Universal and non-universal effective $N$-body interactions for ultracold harmonically-trapped few-atom systems

TL;DR

This paper derives the ground-state energy of ultracold atoms in a harmonic trap using effective quantum field theory, revealing both universal and non-universal three-body interactions and confirming results with numerical calculations.

Contribution

It introduces a systematic EFT approach up to order l^{-4} for ultracold atoms, highlighting the emergence of non-universal three-body effects due to a logarithmic divergence.

Findings

Effective three-body interaction contains a non-universal component.
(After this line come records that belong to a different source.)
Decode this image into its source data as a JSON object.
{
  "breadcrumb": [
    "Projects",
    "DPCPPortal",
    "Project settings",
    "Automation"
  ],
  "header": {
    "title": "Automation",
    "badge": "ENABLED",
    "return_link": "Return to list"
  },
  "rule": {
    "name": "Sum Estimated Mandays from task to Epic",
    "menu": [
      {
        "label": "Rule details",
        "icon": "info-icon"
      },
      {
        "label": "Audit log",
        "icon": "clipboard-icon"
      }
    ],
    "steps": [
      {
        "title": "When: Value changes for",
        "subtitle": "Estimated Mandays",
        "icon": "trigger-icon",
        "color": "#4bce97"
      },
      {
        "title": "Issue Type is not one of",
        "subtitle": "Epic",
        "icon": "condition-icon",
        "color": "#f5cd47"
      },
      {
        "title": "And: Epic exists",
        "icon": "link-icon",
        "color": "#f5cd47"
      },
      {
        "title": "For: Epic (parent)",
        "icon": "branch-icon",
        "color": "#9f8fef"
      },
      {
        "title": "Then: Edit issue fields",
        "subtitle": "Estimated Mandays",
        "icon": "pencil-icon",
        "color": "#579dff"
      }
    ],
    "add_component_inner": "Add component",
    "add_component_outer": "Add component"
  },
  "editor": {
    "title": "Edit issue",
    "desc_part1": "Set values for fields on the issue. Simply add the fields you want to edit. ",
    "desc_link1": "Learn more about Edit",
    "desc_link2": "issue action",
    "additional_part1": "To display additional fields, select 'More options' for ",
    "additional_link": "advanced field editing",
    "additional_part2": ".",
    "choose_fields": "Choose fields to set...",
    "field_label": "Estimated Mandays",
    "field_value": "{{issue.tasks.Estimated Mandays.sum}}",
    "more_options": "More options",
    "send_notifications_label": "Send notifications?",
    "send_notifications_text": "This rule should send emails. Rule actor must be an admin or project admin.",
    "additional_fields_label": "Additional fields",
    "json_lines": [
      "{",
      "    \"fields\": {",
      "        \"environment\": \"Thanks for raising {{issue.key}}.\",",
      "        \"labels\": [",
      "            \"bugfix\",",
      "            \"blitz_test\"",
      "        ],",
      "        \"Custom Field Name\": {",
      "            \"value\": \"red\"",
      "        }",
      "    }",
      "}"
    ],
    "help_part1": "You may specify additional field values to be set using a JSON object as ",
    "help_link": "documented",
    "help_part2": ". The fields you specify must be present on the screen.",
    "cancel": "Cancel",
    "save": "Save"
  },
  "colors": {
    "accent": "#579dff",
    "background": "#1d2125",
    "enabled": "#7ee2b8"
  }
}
Numerical calculations confirm EFT predictions.

Explicit calculation of non-universal three-body energy contribution.

Abstract

We derive the ground-state energy for a small number of ultracold atoms in an isotropic harmonic trap using effective quantum field theory (EFT). Atoms are assumed to interact through pairwise energy-independent and energy-dependent delta-function potentials with strengths proportional to the scattering length $a$ and effective range volume $V$, respectively. The calculations are performed systematically up to order $l^{-4}$, where $l$ denotes the harmonic oscillator length. The effective three-body interaction contains a logarithmic divergence in the cutoff energy, giving rise to a non-universal three-body interaction in the EFT. Our EFT results are confirmed by nonperturbative numerical calculations for a Hamiltonian with finite-range two-body Gaussian interactions. For this model Hamiltonian, we explicitly calculate the non-universal effective three-body contribution to the energy.